Policymakers indicate willingness to use fiscal and monetary tools to shield economies from coronavirus impact

(FILES) In this file photo taken on February 12, 2020 US Secretary of the Treasury Steven Mnuchin attends a hearing of the Senate Finance Committee on Capitol Hill,in Washington, DC. Finance ministers and central bank chiefs from G7 countries will hold talks Tuesday amid rising global uncertainty over the coronavirus epidemic, the US Treasury said March 2, 2020. US Treasury Secretary Steven Mnuchin and Federal Reserve Chairman Jerome Powell "will lead a call with their G7 counterparts tomorrow morning," the department confirmed in a statement.
 / AFP / Brendan Smialowski

Finance chiefs from the Group of Seven countries said they are ready to act to shelter their economies from the spreading coronavirus, though they stopped short of spelling out what specific measures they would put into place.

“We, G7 Finance Ministers and Central Bank Governors, are closely monitoring the spread of Covid-19 and its impact on markets and economic conditions,” the G7’s finance ministers and central bankers said in a statement on Tuesday following a rare conference call. “We reaffirm our commitment to use all appropriate policy tools to achieve strong, sustainable growth and safeguard against downside risks.”

Policymakers are under pressure to back up their recent pledges to shield markets and economies from the China-borne virus amid mounting warnings that its spread is propelling the world economy towards its worst year since the 2009 recession.

“G7 finance ministers are ready to take actions, including fiscal measures where appropriate, to aid in the response to the virus and support the economy during this phase,” the statement said.

US stock market futures retraced earlier gains on the news while US 10-year Treasury yields firmed slightly to around 1.13 per cent. Fed funds futures are pricing about 45 basis points of rate easing by the end of March.

While Australia and Malaysia cut interest rates on Tuesday, investors are looking to the Federal Reserve and major counterparts to do the same, perhaps outside of their normal meeting schedule and in a co-ordinated fashion.

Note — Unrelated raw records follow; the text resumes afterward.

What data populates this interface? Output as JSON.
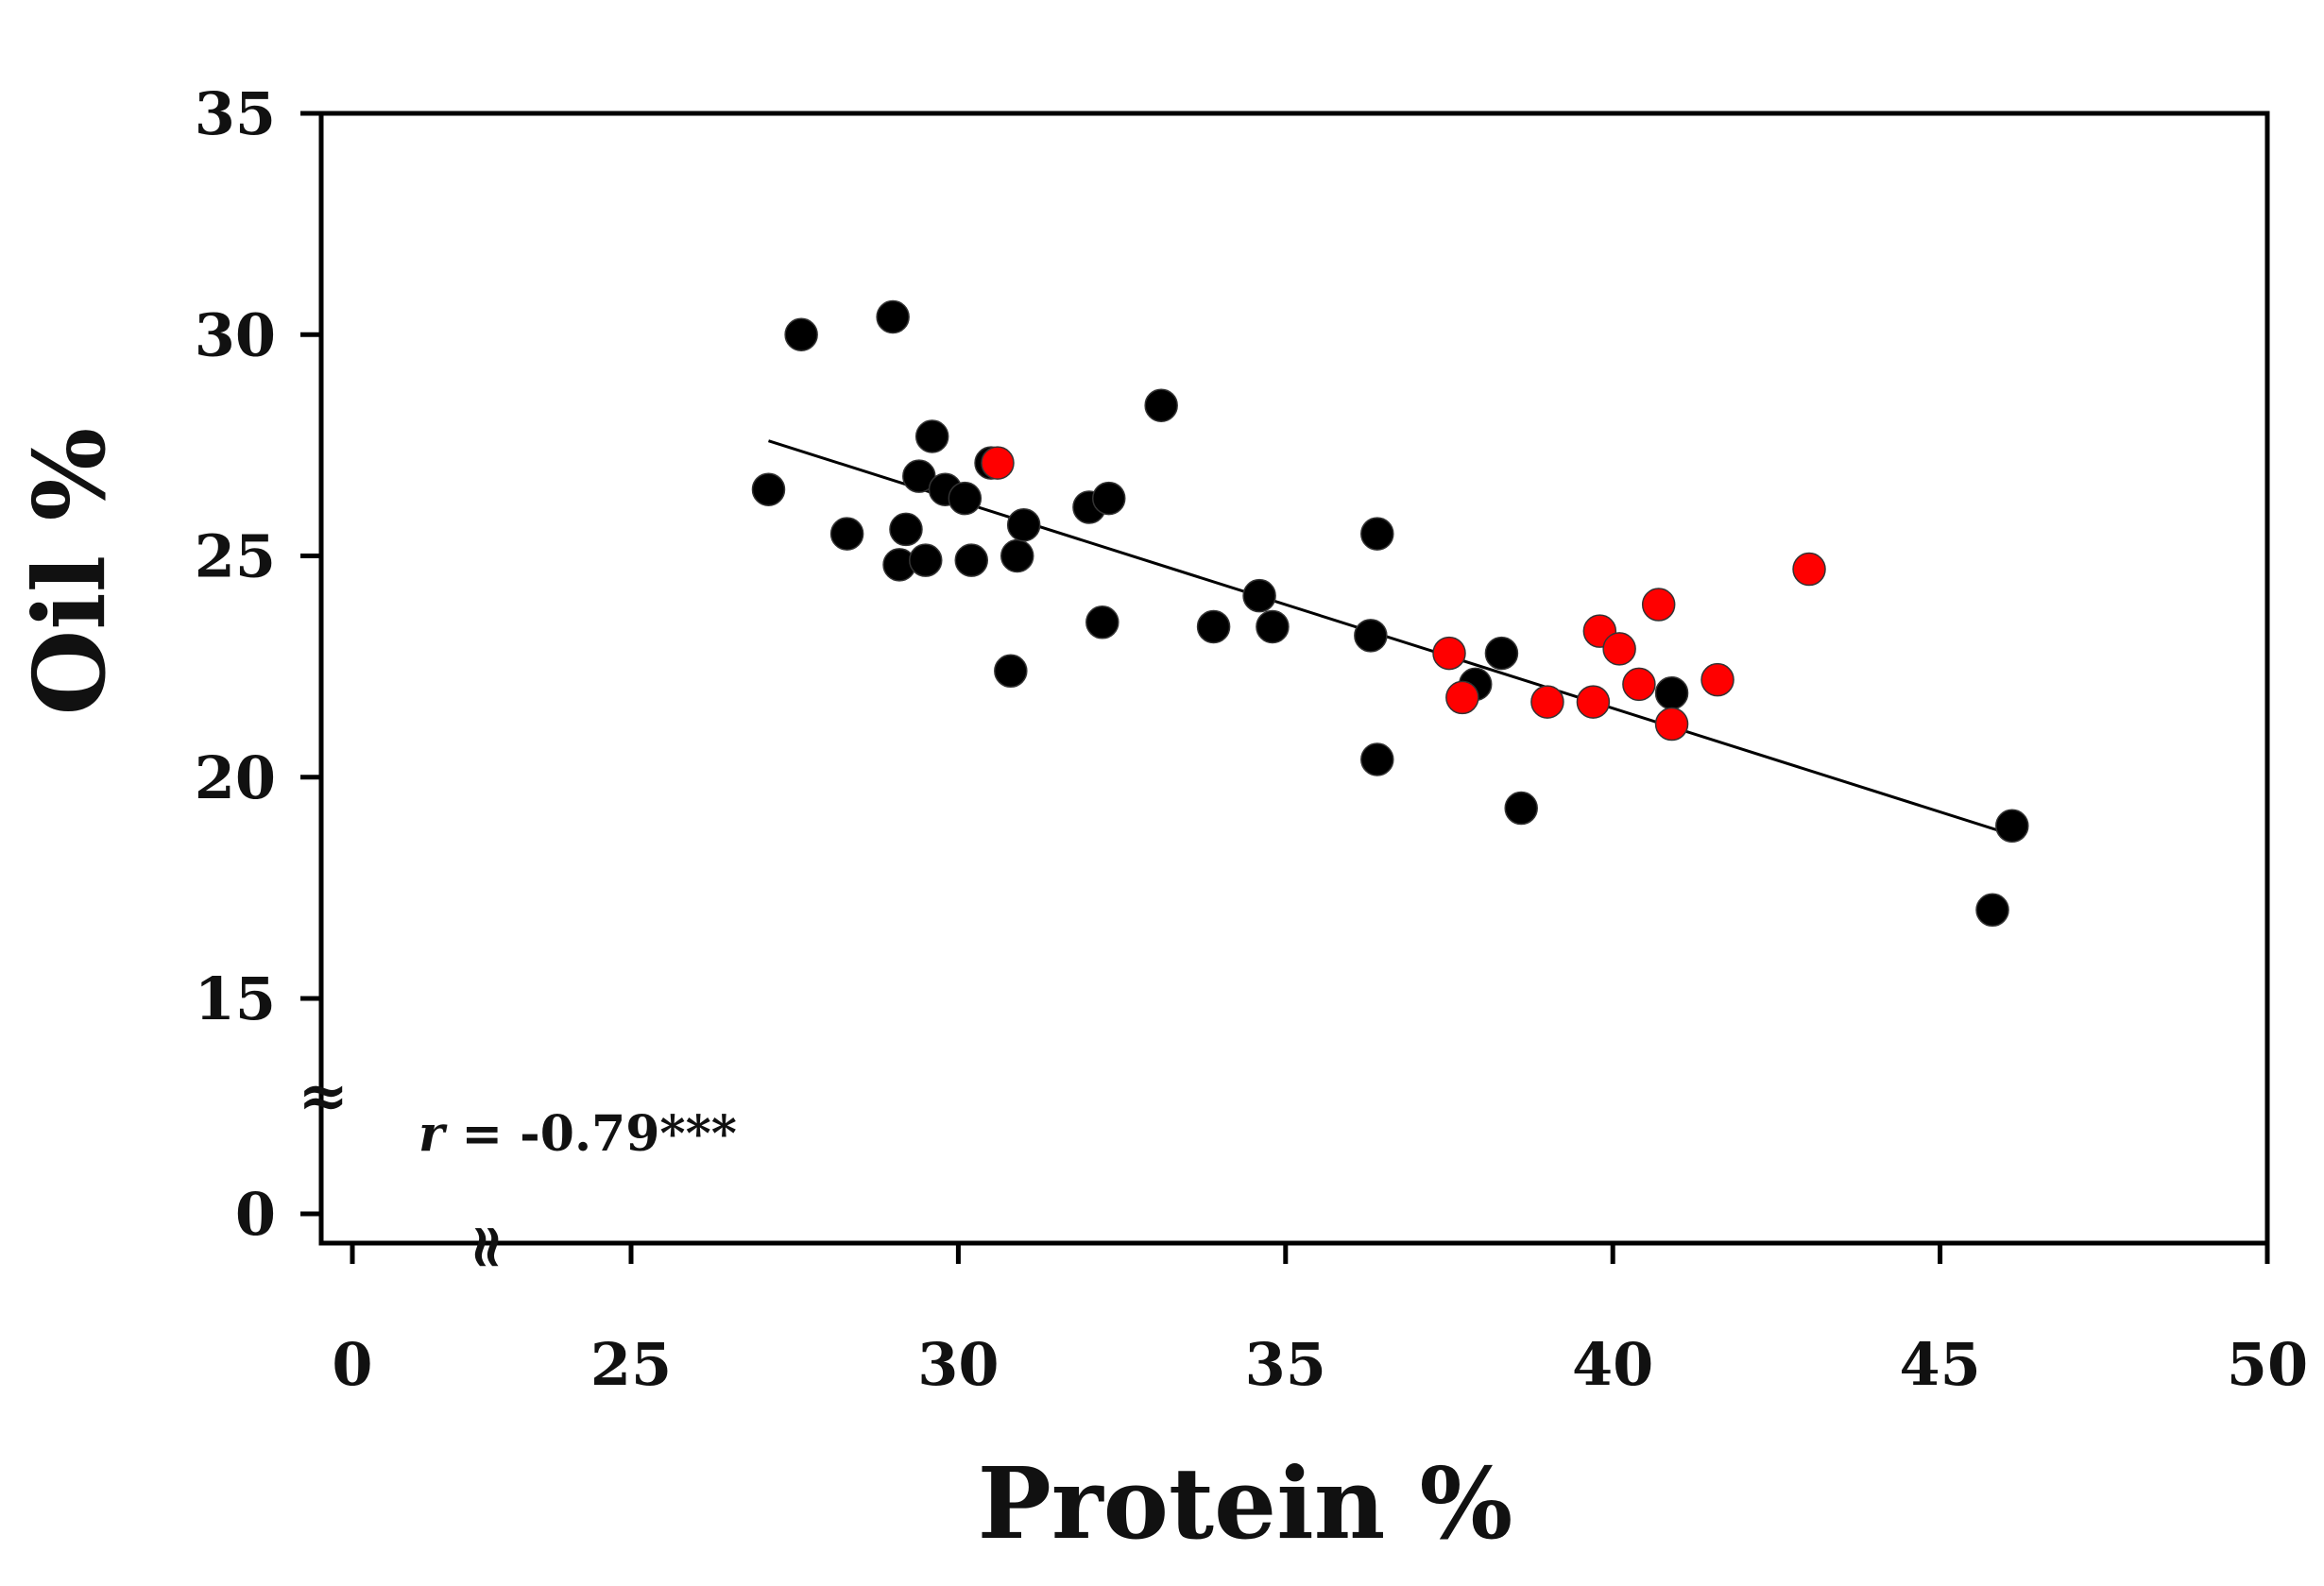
{
  "chart_data": {
    "type": "scatter",
    "xlabel": "Protein %",
    "ylabel": "Oil %",
    "xlim": [
      23,
      50
    ],
    "ylim": [
      10,
      35
    ],
    "axis_break": true,
    "break_symbol": "≈",
    "x_break_symbol": "≈",
    "xticks": [
      {
        "value": 0,
        "label": "0"
      },
      {
        "value": 25,
        "label": "25"
      },
      {
        "value": 30,
        "label": "30"
      },
      {
        "value": 35,
        "label": "35"
      },
      {
        "value": 40,
        "label": "40"
      },
      {
        "value": 45,
        "label": "45"
      },
      {
        "value": 50,
        "label": "50"
      }
    ],
    "yticks": [
      {
        "value": 0,
        "label": "0"
      },
      {
        "value": 15,
        "label": "15"
      },
      {
        "value": 20,
        "label": "20"
      },
      {
        "value": 25,
        "label": "25"
      },
      {
        "value": 30,
        "label": "30"
      },
      {
        "value": 35,
        "label": "35"
      }
    ],
    "annotation": {
      "r_symbol": "r",
      "r_text": " = -0.79***"
    },
    "trendline": {
      "x": [
        27.1,
        46.1
      ],
      "y": [
        27.6,
        18.7
      ]
    },
    "series": [
      {
        "color": "#000000",
        "points": [
          [
            27.1,
            26.5
          ],
          [
            27.6,
            30.0
          ],
          [
            28.3,
            25.5
          ],
          [
            29.0,
            30.4
          ],
          [
            29.2,
            25.6
          ],
          [
            29.1,
            24.8
          ],
          [
            29.4,
            26.8
          ],
          [
            29.5,
            24.9
          ],
          [
            29.6,
            27.7
          ],
          [
            29.8,
            26.5
          ],
          [
            30.1,
            26.3
          ],
          [
            30.2,
            24.9
          ],
          [
            30.5,
            27.1
          ],
          [
            30.8,
            22.4
          ],
          [
            30.9,
            25.0
          ],
          [
            31.0,
            25.7
          ],
          [
            32.0,
            26.1
          ],
          [
            32.3,
            26.3
          ],
          [
            32.2,
            23.5
          ],
          [
            33.1,
            28.4
          ],
          [
            33.9,
            23.4
          ],
          [
            34.6,
            24.1
          ],
          [
            34.8,
            23.4
          ],
          [
            36.3,
            23.2
          ],
          [
            36.4,
            25.5
          ],
          [
            36.4,
            20.4
          ],
          [
            37.9,
            22.1
          ],
          [
            38.3,
            22.8
          ],
          [
            38.6,
            19.3
          ],
          [
            40.9,
            21.9
          ],
          [
            45.8,
            17.0
          ],
          [
            46.1,
            18.9
          ]
        ]
      },
      {
        "color": "#ff0000",
        "points": [
          [
            30.6,
            27.1
          ],
          [
            37.5,
            22.8
          ],
          [
            37.7,
            21.8
          ],
          [
            39.0,
            21.7
          ],
          [
            39.7,
            21.7
          ],
          [
            39.8,
            23.3
          ],
          [
            40.1,
            22.9
          ],
          [
            40.4,
            22.1
          ],
          [
            40.7,
            23.9
          ],
          [
            40.9,
            21.2
          ],
          [
            41.6,
            22.2
          ],
          [
            43.0,
            24.7
          ]
        ]
      }
    ]
  }
}
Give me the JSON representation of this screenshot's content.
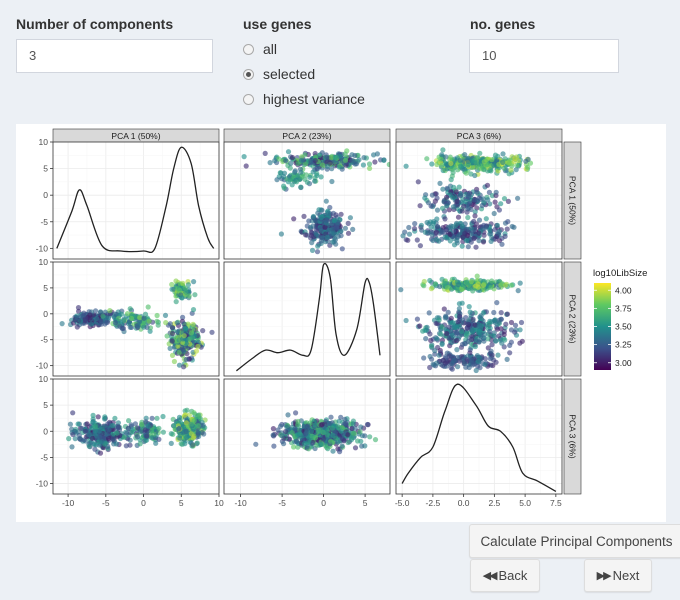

Money markets predict a high chance of a 50 basis-point cut from the Fed at or before its next meeting on March 17-18. Fed chairman Jerome Powell on Friday promised to “act as appropriate” to support the US’s longest-ever expansion, a statement which helped cushion stocks after their worst week since 2008.

Traders are also betting on a 10 basis-point cut from the European Central Bank and 25 basis points at the Bank of England. They also reckon the Bank of Canada will ease monetary policy on Wednesday.